The leadership of the National Assembly on Monday gave an assurance that it will approve extra-budgetary request of the Executive for the security agencies to wage a total war on the rising level of insecurity in the country.
It also stated that the composition of a new board for the Niger Delta Development Commission (NDDC) may have to wait until the on-going forensic audit of the agency is completed and its report submitted to the Presidency for necessary action.
The Chairman of the National Assembly and President of the Senate, Dr Ahmad Lawan, who made this disclosure while speaking with newsmen at the Presidential Villa, Abuja after a closed-door meeting with President Muhammadu Buhari, stated that the federal government is headed in the right direction with its latest moves to fight security challenges across the country.
According to him, the legislative arm will approve budgetary proposals for more funds to be released from the excess crude account to the security agencies to procure more weapons in the fight against insurgency and other security matters facing the nation.

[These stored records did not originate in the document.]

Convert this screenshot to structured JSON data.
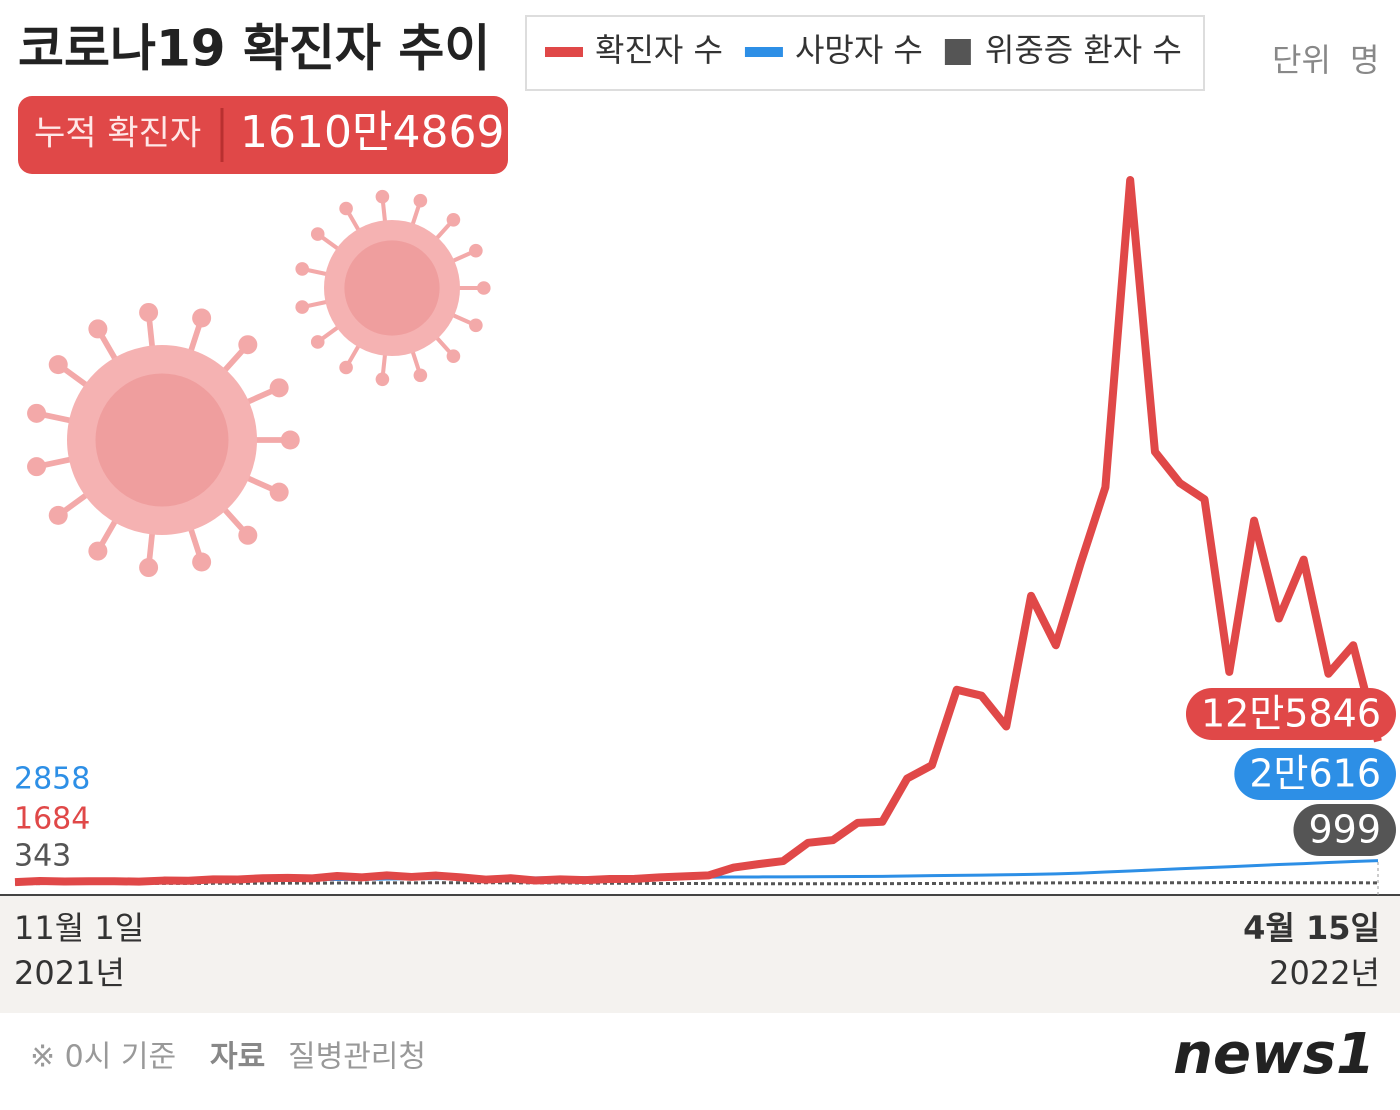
{
  "chart_data": {
    "type": "line",
    "title": "코로나19 확진자 추이",
    "unit_label": "단위",
    "unit": "명",
    "cumulative_label": "누적 확진자",
    "cumulative_value": "1610만4869",
    "categories": [
      "11월 1일",
      null,
      null,
      null,
      null,
      null,
      null,
      null,
      null,
      null,
      null,
      null,
      null,
      null,
      null,
      null,
      null,
      null,
      null,
      null,
      null,
      null,
      null,
      null,
      null,
      null,
      null,
      null,
      null,
      null,
      null,
      null,
      null,
      null,
      null,
      null,
      null,
      null,
      null,
      null,
      null,
      null,
      null,
      null,
      null,
      null,
      null,
      null,
      null,
      null,
      null,
      null,
      null,
      null,
      null,
      "4월 15일"
    ],
    "start_year": "2021년",
    "end_year": "2022년",
    "ylim": [
      0,
      647800
    ],
    "series": [
      {
        "name": "확진자 수",
        "color": "#e04848",
        "values": [
          1684,
          2667,
          2224,
          2425,
          2419,
          2125,
          3034,
          2827,
          4115,
          3925,
          5123,
          5352,
          4954,
          7022,
          5817,
          7622,
          6236,
          7456,
          5842,
          3865,
          5035,
          3129,
          4126,
          3376,
          4385,
          4542,
          5804,
          6767,
          7630,
          14518,
          17529,
          20270,
          36345,
          38691,
          53926,
          54941,
          93135,
          104829,
          171452,
          166209,
          138993,
          254327,
          210716,
          282987,
          350190,
          621328,
          381454,
          353980,
          339514,
          187213,
          320743,
          234301,
          286294,
          185566,
          210755,
          125846
        ],
        "value_labels": [
          null,
          null,
          null,
          null,
          null,
          null,
          null,
          null,
          null,
          null,
          null,
          null,
          null,
          null,
          null,
          null,
          null,
          null,
          null,
          null,
          null,
          null,
          null,
          null,
          null,
          null,
          null,
          null,
          null,
          null,
          null,
          null,
          null,
          null,
          null,
          null,
          null,
          null,
          null,
          null,
          null,
          null,
          null,
          null,
          null,
          null,
          null,
          null,
          null,
          null,
          null,
          null,
          null,
          null,
          null,
          "12만5846"
        ]
      },
      {
        "name": "사망자 수",
        "color": "#2d8fe6",
        "values": [
          2858,
          2874,
          2906,
          2951,
          3000,
          3050,
          3137,
          3230,
          3363,
          3480,
          3580,
          3705,
          3853,
          4020,
          4206,
          4391,
          4591,
          4776,
          4906,
          5071,
          5211,
          5381,
          5512,
          5623,
          5719,
          5838,
          5912,
          6000,
          6079,
          6166,
          6232,
          6312,
          6388,
          6474,
          6610,
          6753,
          7045,
          7339,
          7607,
          7873,
          8172,
          8478,
          8955,
          9646,
          10595,
          11481,
          12428,
          13432,
          14294,
          15186,
          16230,
          17235,
          18033,
          18969,
          19809,
          20616
        ],
        "value_labels": [
          null,
          null,
          null,
          null,
          null,
          null,
          null,
          null,
          null,
          null,
          null,
          null,
          null,
          null,
          null,
          null,
          null,
          null,
          null,
          null,
          null,
          null,
          null,
          null,
          null,
          null,
          null,
          null,
          null,
          null,
          null,
          null,
          null,
          null,
          null,
          null,
          null,
          null,
          null,
          null,
          null,
          null,
          null,
          null,
          null,
          null,
          null,
          null,
          null,
          null,
          null,
          null,
          null,
          null,
          null,
          "2만616"
        ]
      },
      {
        "name": "위중증 환자 수",
        "color": "#555555",
        "values": [
          343,
          378,
          460,
          473,
          485,
          495,
          514,
          522,
          612,
          647,
          733,
          752,
          774,
          840,
          906,
          964,
          1025,
          1063,
          1084,
          1102,
          1015,
          1015,
          954,
          838,
          700,
          626,
          459,
          433,
          385,
          278,
          272,
          263,
          272,
          261,
          274,
          313,
          408,
          480,
          512,
          643,
          762,
          885,
          955,
          1113,
          1158,
          1049,
          1033,
          1084,
          1104,
          1315,
          1301,
          1108,
          1099,
          1099,
          1093,
          999
        ]
      }
    ],
    "footnote": "※ 0시 기준",
    "source_label": "자료",
    "source": "질병관리청",
    "logo": "news1"
  }
}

He said: “You’ll recall that the National Economic Council approved of taking some funds from the Excess Crude Accounts with a view to giving more resources to our armed forces. This is a commendable effort and we are ready to help with appropriation to ensure that we acquire those security weapons for the armed forces of this country to end this insecurity in the North-east, in the North-west, in the South-east/South-south and South-west as well.

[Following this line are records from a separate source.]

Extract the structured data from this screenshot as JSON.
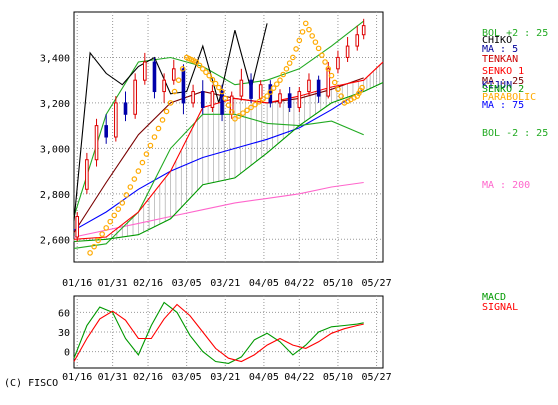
{
  "copyright": "(C) FISCO",
  "chart_data": [
    {
      "type": "line",
      "y_ticks": [
        2600,
        2800,
        3000,
        3200,
        3400
      ],
      "y_tick_labels": [
        "2,600",
        "2,800",
        "3,000",
        "3,200",
        "3,400"
      ],
      "x_tick_labels": [
        "01/16",
        "01/31",
        "02/16",
        "03/05",
        "03/21",
        "04/05",
        "04/22",
        "05/10",
        "05/27"
      ],
      "ylim": [
        2500,
        3600
      ],
      "grid": true,
      "legend": [
        {
          "label": "BOL +2 : 25",
          "color": "#22aa22"
        },
        {
          "label": "CHIKO",
          "color": "#000000"
        },
        {
          "label": "MA : 5",
          "color": "#000099"
        },
        {
          "label": "TENKAN",
          "color": "#cc0000"
        },
        {
          "label": "SENKO 1",
          "color": "#ff0000"
        },
        {
          "label": "MA : 25",
          "color": "#7a0000"
        },
        {
          "label": "KIJUN",
          "color": "#000099"
        },
        {
          "label": "SENKO 2",
          "color": "#009900"
        },
        {
          "label": "PARABOLIC",
          "color": "#ffaa00"
        },
        {
          "label": "MA : 75",
          "color": "#0000ff"
        },
        {
          "label": "BOL -2 : 25",
          "color": "#22aa22"
        },
        {
          "label": "MA : 200",
          "color": "#ff66cc"
        }
      ],
      "series": [
        {
          "name": "MA : 200",
          "x": [
            0,
            10,
            20,
            30,
            40,
            50,
            60,
            70,
            80,
            90
          ],
          "y": [
            2610,
            2640,
            2670,
            2700,
            2730,
            2760,
            2780,
            2800,
            2830,
            2850
          ]
        },
        {
          "name": "MA : 75",
          "x": [
            0,
            10,
            20,
            30,
            40,
            50,
            60,
            70,
            80,
            90
          ],
          "y": [
            2640,
            2720,
            2820,
            2900,
            2960,
            3000,
            3040,
            3090,
            3170,
            3260
          ]
        },
        {
          "name": "MA : 25",
          "x": [
            0,
            10,
            20,
            30,
            40,
            50,
            60,
            70,
            80,
            90
          ],
          "y": [
            2630,
            2850,
            3060,
            3200,
            3250,
            3220,
            3200,
            3220,
            3260,
            3310
          ]
        },
        {
          "name": "BOL +2 : 25",
          "x": [
            0,
            10,
            20,
            30,
            40,
            50,
            60,
            70,
            80,
            90
          ],
          "y": [
            2700,
            3150,
            3380,
            3400,
            3360,
            3280,
            3300,
            3350,
            3450,
            3560
          ]
        },
        {
          "name": "BOL -2 : 25",
          "x": [
            0,
            10,
            20,
            30,
            40,
            50,
            60,
            70,
            80,
            90
          ],
          "y": [
            2560,
            2580,
            2720,
            3000,
            3150,
            3150,
            3110,
            3100,
            3120,
            3060
          ]
        },
        {
          "name": "CHIKO",
          "x": [
            0,
            5,
            10,
            15,
            20,
            25,
            30,
            35,
            40,
            45,
            50,
            55,
            60
          ],
          "y": [
            2680,
            3420,
            3330,
            3280,
            3360,
            3400,
            3240,
            3250,
            3450,
            3200,
            3520,
            3260,
            3550
          ]
        },
        {
          "name": "SENKO 1",
          "x": [
            0,
            10,
            20,
            30,
            40,
            50,
            60,
            70,
            80,
            90,
            96
          ],
          "y": [
            2600,
            2610,
            2720,
            2900,
            3180,
            3220,
            3200,
            3230,
            3270,
            3300,
            3380
          ]
        },
        {
          "name": "SENKO 2",
          "x": [
            0,
            10,
            20,
            30,
            40,
            50,
            60,
            70,
            80,
            90,
            96
          ],
          "y": [
            2590,
            2600,
            2620,
            2690,
            2840,
            2870,
            2980,
            3100,
            3200,
            3250,
            3290
          ]
        },
        {
          "name": "PARABOLIC",
          "x": [
            5,
            10,
            15,
            20,
            25,
            30,
            35,
            38,
            42,
            46,
            50,
            55,
            60,
            64,
            68,
            72,
            76,
            80,
            84,
            88,
            90
          ],
          "y": [
            2540,
            2650,
            2760,
            2900,
            3050,
            3200,
            3400,
            3380,
            3320,
            3250,
            3130,
            3180,
            3230,
            3300,
            3400,
            3550,
            3440,
            3320,
            3200,
            3230,
            3280
          ]
        }
      ],
      "candles": [
        {
          "x": 1,
          "o": 2610,
          "c": 2700,
          "h": 2720,
          "l": 2590
        },
        {
          "x": 4,
          "o": 2820,
          "c": 2950,
          "h": 2980,
          "l": 2800
        },
        {
          "x": 7,
          "o": 2950,
          "c": 3100,
          "h": 3130,
          "l": 2920
        },
        {
          "x": 10,
          "o": 3100,
          "c": 3050,
          "h": 3150,
          "l": 3020
        },
        {
          "x": 13,
          "o": 3050,
          "c": 3200,
          "h": 3230,
          "l": 3030
        },
        {
          "x": 16,
          "o": 3200,
          "c": 3150,
          "h": 3250,
          "l": 3120
        },
        {
          "x": 19,
          "o": 3150,
          "c": 3300,
          "h": 3330,
          "l": 3130
        },
        {
          "x": 22,
          "o": 3300,
          "c": 3380,
          "h": 3420,
          "l": 3280
        },
        {
          "x": 25,
          "o": 3380,
          "c": 3250,
          "h": 3400,
          "l": 3220
        },
        {
          "x": 28,
          "o": 3250,
          "c": 3300,
          "h": 3330,
          "l": 3200
        },
        {
          "x": 31,
          "o": 3300,
          "c": 3350,
          "h": 3390,
          "l": 3280
        },
        {
          "x": 34,
          "o": 3350,
          "c": 3200,
          "h": 3370,
          "l": 3150
        },
        {
          "x": 37,
          "o": 3200,
          "c": 3250,
          "h": 3280,
          "l": 3180
        },
        {
          "x": 40,
          "o": 3250,
          "c": 3180,
          "h": 3300,
          "l": 3150
        },
        {
          "x": 43,
          "o": 3180,
          "c": 3250,
          "h": 3280,
          "l": 3160
        },
        {
          "x": 46,
          "o": 3250,
          "c": 3150,
          "h": 3280,
          "l": 3120
        },
        {
          "x": 49,
          "o": 3150,
          "c": 3230,
          "h": 3250,
          "l": 3130
        },
        {
          "x": 52,
          "o": 3230,
          "c": 3300,
          "h": 3350,
          "l": 3210
        },
        {
          "x": 55,
          "o": 3300,
          "c": 3220,
          "h": 3330,
          "l": 3200
        },
        {
          "x": 58,
          "o": 3220,
          "c": 3280,
          "h": 3300,
          "l": 3200
        },
        {
          "x": 61,
          "o": 3280,
          "c": 3200,
          "h": 3300,
          "l": 3180
        },
        {
          "x": 64,
          "o": 3200,
          "c": 3240,
          "h": 3260,
          "l": 3180
        },
        {
          "x": 67,
          "o": 3240,
          "c": 3180,
          "h": 3270,
          "l": 3160
        },
        {
          "x": 70,
          "o": 3180,
          "c": 3250,
          "h": 3270,
          "l": 3160
        },
        {
          "x": 73,
          "o": 3250,
          "c": 3300,
          "h": 3330,
          "l": 3230
        },
        {
          "x": 76,
          "o": 3300,
          "c": 3230,
          "h": 3320,
          "l": 3200
        },
        {
          "x": 79,
          "o": 3230,
          "c": 3350,
          "h": 3380,
          "l": 3220
        },
        {
          "x": 82,
          "o": 3350,
          "c": 3400,
          "h": 3430,
          "l": 3330
        },
        {
          "x": 85,
          "o": 3400,
          "c": 3450,
          "h": 3490,
          "l": 3380
        },
        {
          "x": 88,
          "o": 3450,
          "c": 3500,
          "h": 3540,
          "l": 3430
        },
        {
          "x": 90,
          "o": 3500,
          "c": 3540,
          "h": 3570,
          "l": 3480
        }
      ]
    },
    {
      "type": "line",
      "y_ticks": [
        0,
        30,
        60
      ],
      "y_tick_labels": [
        "0",
        "30",
        "60"
      ],
      "x_tick_labels": [
        "01/16",
        "01/31",
        "02/16",
        "03/05",
        "03/21",
        "04/05",
        "04/22",
        "05/10",
        "05/27"
      ],
      "ylim": [
        -25,
        85
      ],
      "grid": true,
      "legend": [
        {
          "label": "MACD",
          "color": "#009900"
        },
        {
          "label": "SIGNAL",
          "color": "#ff0000"
        }
      ],
      "series": [
        {
          "name": "MACD",
          "x": [
            0,
            4,
            8,
            12,
            16,
            20,
            24,
            28,
            32,
            36,
            40,
            44,
            48,
            52,
            56,
            60,
            64,
            68,
            72,
            76,
            80,
            84,
            88,
            90
          ],
          "y": [
            -10,
            40,
            68,
            60,
            20,
            -5,
            40,
            75,
            60,
            25,
            0,
            -15,
            -18,
            -8,
            18,
            28,
            15,
            -5,
            10,
            30,
            38,
            40,
            42,
            44
          ]
        },
        {
          "name": "SIGNAL",
          "x": [
            0,
            4,
            8,
            12,
            16,
            20,
            24,
            28,
            32,
            36,
            40,
            44,
            48,
            52,
            56,
            60,
            64,
            68,
            72,
            76,
            80,
            84,
            88,
            90
          ],
          "y": [
            -15,
            20,
            50,
            62,
            48,
            20,
            20,
            50,
            72,
            55,
            30,
            5,
            -10,
            -15,
            -5,
            10,
            20,
            10,
            5,
            15,
            28,
            35,
            40,
            42
          ]
        }
      ]
    }
  ]
}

“We believe that this is also going to help empower and build the capacity of other security agencies like the police because the police need to be there. They’re supposed to maintain the internal security and whenever the armed forces secure an environment, the police should be there to stay put and make sure there is law and order.”
Lawan explained that he had fruitful deliberation with the president on the need to secure all parts of the country, especially the rural areas ahead of the planting season for farmers.

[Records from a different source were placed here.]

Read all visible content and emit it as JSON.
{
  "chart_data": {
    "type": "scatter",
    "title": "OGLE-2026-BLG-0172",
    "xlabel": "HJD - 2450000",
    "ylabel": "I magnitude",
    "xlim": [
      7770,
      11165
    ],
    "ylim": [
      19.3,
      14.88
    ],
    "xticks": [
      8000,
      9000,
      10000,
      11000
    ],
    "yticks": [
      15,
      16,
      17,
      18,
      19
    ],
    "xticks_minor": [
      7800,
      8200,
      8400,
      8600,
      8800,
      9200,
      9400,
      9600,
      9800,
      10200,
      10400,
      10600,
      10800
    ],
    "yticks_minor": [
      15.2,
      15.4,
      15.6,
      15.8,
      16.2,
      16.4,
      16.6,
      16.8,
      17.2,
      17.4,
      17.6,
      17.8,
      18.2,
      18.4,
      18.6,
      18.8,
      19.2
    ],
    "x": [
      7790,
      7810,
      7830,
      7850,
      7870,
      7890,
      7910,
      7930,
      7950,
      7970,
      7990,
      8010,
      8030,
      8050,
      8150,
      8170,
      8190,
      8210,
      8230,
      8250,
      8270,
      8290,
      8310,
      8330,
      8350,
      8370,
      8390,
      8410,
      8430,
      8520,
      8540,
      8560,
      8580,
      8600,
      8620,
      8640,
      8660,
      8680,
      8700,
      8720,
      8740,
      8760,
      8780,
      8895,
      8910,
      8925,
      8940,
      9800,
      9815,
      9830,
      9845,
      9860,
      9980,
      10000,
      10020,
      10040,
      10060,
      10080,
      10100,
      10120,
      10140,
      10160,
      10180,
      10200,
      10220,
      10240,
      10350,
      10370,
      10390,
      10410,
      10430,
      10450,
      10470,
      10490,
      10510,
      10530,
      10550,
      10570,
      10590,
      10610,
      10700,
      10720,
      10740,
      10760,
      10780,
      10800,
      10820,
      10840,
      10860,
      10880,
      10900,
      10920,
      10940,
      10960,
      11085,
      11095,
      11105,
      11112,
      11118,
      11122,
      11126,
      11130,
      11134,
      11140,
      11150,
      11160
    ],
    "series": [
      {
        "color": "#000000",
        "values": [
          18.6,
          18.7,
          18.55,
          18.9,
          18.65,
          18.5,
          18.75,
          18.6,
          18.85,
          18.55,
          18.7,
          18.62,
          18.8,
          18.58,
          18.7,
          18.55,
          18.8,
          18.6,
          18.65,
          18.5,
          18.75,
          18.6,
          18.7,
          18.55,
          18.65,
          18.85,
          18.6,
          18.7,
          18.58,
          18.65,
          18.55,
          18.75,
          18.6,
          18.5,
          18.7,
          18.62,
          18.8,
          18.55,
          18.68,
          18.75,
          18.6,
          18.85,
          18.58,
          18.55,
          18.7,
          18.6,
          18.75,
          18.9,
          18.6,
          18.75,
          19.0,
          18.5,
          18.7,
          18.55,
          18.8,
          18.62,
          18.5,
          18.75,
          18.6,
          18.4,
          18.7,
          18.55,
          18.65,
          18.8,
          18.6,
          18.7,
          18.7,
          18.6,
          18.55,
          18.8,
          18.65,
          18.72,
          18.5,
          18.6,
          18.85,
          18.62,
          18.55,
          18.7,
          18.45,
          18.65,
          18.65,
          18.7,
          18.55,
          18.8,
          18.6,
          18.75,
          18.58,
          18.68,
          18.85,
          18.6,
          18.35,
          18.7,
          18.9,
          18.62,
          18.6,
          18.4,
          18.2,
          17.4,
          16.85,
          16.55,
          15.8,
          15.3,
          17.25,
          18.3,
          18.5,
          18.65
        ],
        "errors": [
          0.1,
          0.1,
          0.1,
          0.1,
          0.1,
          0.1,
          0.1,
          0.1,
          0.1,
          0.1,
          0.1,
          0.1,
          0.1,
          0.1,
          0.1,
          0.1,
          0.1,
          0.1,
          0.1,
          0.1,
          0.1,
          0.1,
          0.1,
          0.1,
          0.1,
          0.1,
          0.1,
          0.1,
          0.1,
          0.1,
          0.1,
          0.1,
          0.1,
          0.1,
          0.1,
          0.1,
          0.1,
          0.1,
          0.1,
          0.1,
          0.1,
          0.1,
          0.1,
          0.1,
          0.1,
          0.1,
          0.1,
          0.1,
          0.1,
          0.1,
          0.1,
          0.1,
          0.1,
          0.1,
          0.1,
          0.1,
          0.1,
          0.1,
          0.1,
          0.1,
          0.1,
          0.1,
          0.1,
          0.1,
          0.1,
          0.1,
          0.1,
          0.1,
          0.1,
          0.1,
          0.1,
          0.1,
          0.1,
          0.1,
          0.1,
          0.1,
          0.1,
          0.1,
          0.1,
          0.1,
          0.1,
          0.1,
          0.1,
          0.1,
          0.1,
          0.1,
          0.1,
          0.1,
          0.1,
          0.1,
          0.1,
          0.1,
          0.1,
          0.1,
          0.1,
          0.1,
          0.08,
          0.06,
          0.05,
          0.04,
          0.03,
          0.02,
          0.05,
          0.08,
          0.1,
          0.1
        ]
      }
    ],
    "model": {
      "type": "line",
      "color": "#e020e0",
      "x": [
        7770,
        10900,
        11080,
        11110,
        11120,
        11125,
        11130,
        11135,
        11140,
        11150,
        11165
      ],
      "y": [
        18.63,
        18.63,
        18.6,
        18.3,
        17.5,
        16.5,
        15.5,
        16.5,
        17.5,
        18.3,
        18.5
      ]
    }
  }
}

“We had a very extensive discussion on the security of all parts of Nigeria and how we should go about improving the situation. We all have roles to play. Nobody would like to see the kind of things that we experience in various parts of the country in the form of insecurity.
“As political leaders, we have responsibilities to our people and we cannot shy away from that. We have to get our people secured; we have to secure the environment for them to earn their means of livelihood; we’ll like to see our farmers go back to farms before the rainy season starts.
“This means we have to secure the rural parts of Nigeria as well as the urban centres because we need businesses to flourish. So I believe that between now and probably the next two months, there will be a lot of activities to ensure that we recover and secure the environments for our people to lead a very normal life,” he said.
The Senate President also stressed the need for Nigerians to live in any part of the country irrespective of where the people come from in the spirit of one Nigeria.
“I want to point out very clearly that Nigerian citizens believe in Nigeria so strongly and that is why you will find an Igbo man, a South-easterner in the remotest parts of northern Nigeria.
“That’s why you will find a Hausa man in faraway South-west or South-east or South-south and probably even marry from those areas. Probably he will be selling cola nuts, but he believes that this is Nigeria and he can live peacefully and make a family. You will find a Yoruba man in faraway South-eastern or northern Nigeria, maybe even becoming an indigene.
“I was born and brought up in Gashua. Gashua is in Yobe State. There is one Kalega family, and I want to use this as an example of how people can be integrated. The Kalega family lived in Gashua for almost 100 years. We were born to see the family like that. I earned a scholarship from my state, the Kalega family members earned the same scholarship. In fact, they are indigenous Bade Local Government, my main local government.
“So we have this Nigerianess in our citizens. As political leaders, we are supposed to ensure that we support this kind of feeling by giving everybody a protection; if a Yoruba man, South-westerner, decides to live in faraway Sokoto, he should be protected. If a Hausa man decides to live in faraway Bonny or Port Harcourt, he should be protected, and so on and so forth because this is how we will be able to use our diversity to weave it into a capacity to make Nigeria a big and successful nation,” he said.
Lawan also mentioned the issue of the non-composition of the NDDC board which he said was discussed with the president and that the board will have to wait until the forensic audit is completed.
According to him, those found culpable in the mismanagement of NDDC funds will face the music once the audit report is submitted to the Presidency.
He said: “We also had discussions on the need to ensure that government functions very well. We have few issues, these are house keeping issues of getting the NDDC governing board nominations and I agree with Mr. President that we have to end the forensic audit to ensure that everything is done properly and the report is submitted to him.
“It is very significant that whoever is found culpable should be treated as such so as to serve as a lesson and as a deterrent to others because NDDC should have transformed the Niger Delta into a better environment than what it has been.
“NDDC was created by a law of the National Assembly since 2000 or so, and we are talking about how many years now, we are we are talking about almost two decades. That should have given sufficient time, given the resources that were deployed into the NDDC. So we need to sanitise the NDDC and get the resources fully deployed in developing the area in the Niger Delta.”